In der Dämmerung treten deine Träume heraus aus dem Dunkel des Waldes. Sie trinken das Zwielicht, sie laben sich an dem Duft der Erinnerungskräuter, den der Wind aus einem Land jenseits der Hügel heranweht.
Du siehst ihnen an, wie sie aufleben, jetzt, da sie sich nicht mehr verstecken müssen, da sie sich ungestört von dem Gitter der Baumstämme entfalten können. Fast scheint es dir, als würden sie wachsen, wie Schatten, die in der schräg stehenden Sonne in den Raum hinausgreifen.
Immer wieder geschieht es auch, dass deine Träume sich mit anderen Träumen verbinden. Sie tollen miteinander herum, sie umtänzeln einander, springen umeinander herum. Manchmal ist es dir dann, als würde durch die Art, wie sie einander umkreisen, wie sie sich ineinander verzweigen und sich in immer neuen Mustern auf den Feldern verteilen, etwas Neues entstehen, ein Traum, der alle Träume in sich einschließt, eine Traumheimat, die allen Träumen ein Zuhause bietet.
So stehst du da und träumst dich hinein in die Herde deiner Träume. Dabei weißt du: Dein Idyll ist brüchig. Immer wird es bedroht von den finsteren Augen des Jägers, der sie aus dem Unterholz heraus belauert. Er neidet deinen Träumen ihren Frieden, er erträgt es nicht, dass ihre Freiheit so viel größer ist als seine, die stets ins Geschirr der Vernunft gespannt ist.
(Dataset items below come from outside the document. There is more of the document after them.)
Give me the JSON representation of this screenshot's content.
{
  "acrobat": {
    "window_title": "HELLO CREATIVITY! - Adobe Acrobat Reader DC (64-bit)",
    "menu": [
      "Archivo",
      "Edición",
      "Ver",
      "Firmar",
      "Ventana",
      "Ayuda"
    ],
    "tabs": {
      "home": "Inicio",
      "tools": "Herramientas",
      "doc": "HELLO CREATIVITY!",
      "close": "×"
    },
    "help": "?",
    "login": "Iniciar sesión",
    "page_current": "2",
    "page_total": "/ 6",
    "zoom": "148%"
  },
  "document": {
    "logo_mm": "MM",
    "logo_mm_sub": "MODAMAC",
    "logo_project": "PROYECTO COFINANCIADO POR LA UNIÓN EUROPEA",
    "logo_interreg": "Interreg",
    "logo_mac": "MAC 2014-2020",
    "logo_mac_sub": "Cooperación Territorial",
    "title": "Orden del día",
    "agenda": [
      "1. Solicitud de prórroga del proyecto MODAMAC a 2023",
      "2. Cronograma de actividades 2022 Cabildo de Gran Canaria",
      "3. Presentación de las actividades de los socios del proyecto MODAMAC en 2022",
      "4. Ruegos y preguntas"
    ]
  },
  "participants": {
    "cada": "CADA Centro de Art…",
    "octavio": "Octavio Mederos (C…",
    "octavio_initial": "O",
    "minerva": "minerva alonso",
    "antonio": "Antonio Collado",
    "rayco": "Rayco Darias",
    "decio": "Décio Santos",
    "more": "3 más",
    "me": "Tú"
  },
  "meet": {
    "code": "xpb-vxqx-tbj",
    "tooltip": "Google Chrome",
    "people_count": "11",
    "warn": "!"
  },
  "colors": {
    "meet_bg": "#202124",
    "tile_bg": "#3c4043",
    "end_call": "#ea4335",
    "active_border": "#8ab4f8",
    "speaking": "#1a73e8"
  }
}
Und so geschieht es nicht selten, dass ein Schuss das Idyll zerfetzt und deine Träume zurückfliehen in den Bauch des Waldes. Immer wieder wird auch einer von ihnen getroffen und verblutet sich in das taunasse Gras. Gelangweilt steigt dann der Jäger von seinem Hochsitz herab, routiniert schlendert er durch die Wiese, um deinem Traum den Fangschuss zu geben und ihn auszuweiden.
Während du den Tod deines Traumes betrauerst, tröstest du dich mit der Gewissheit, dass der Jäger, indem er den Traum tötet und ihn seinen Zwecken unterwirft, niemals das erlangen wird, was den Traum ausgemacht hat. Denn ein getöteter Traum ist er nicht mehr das, was er war. Und so wird das Wesen eines Traumes stets seinen Tod überdauern.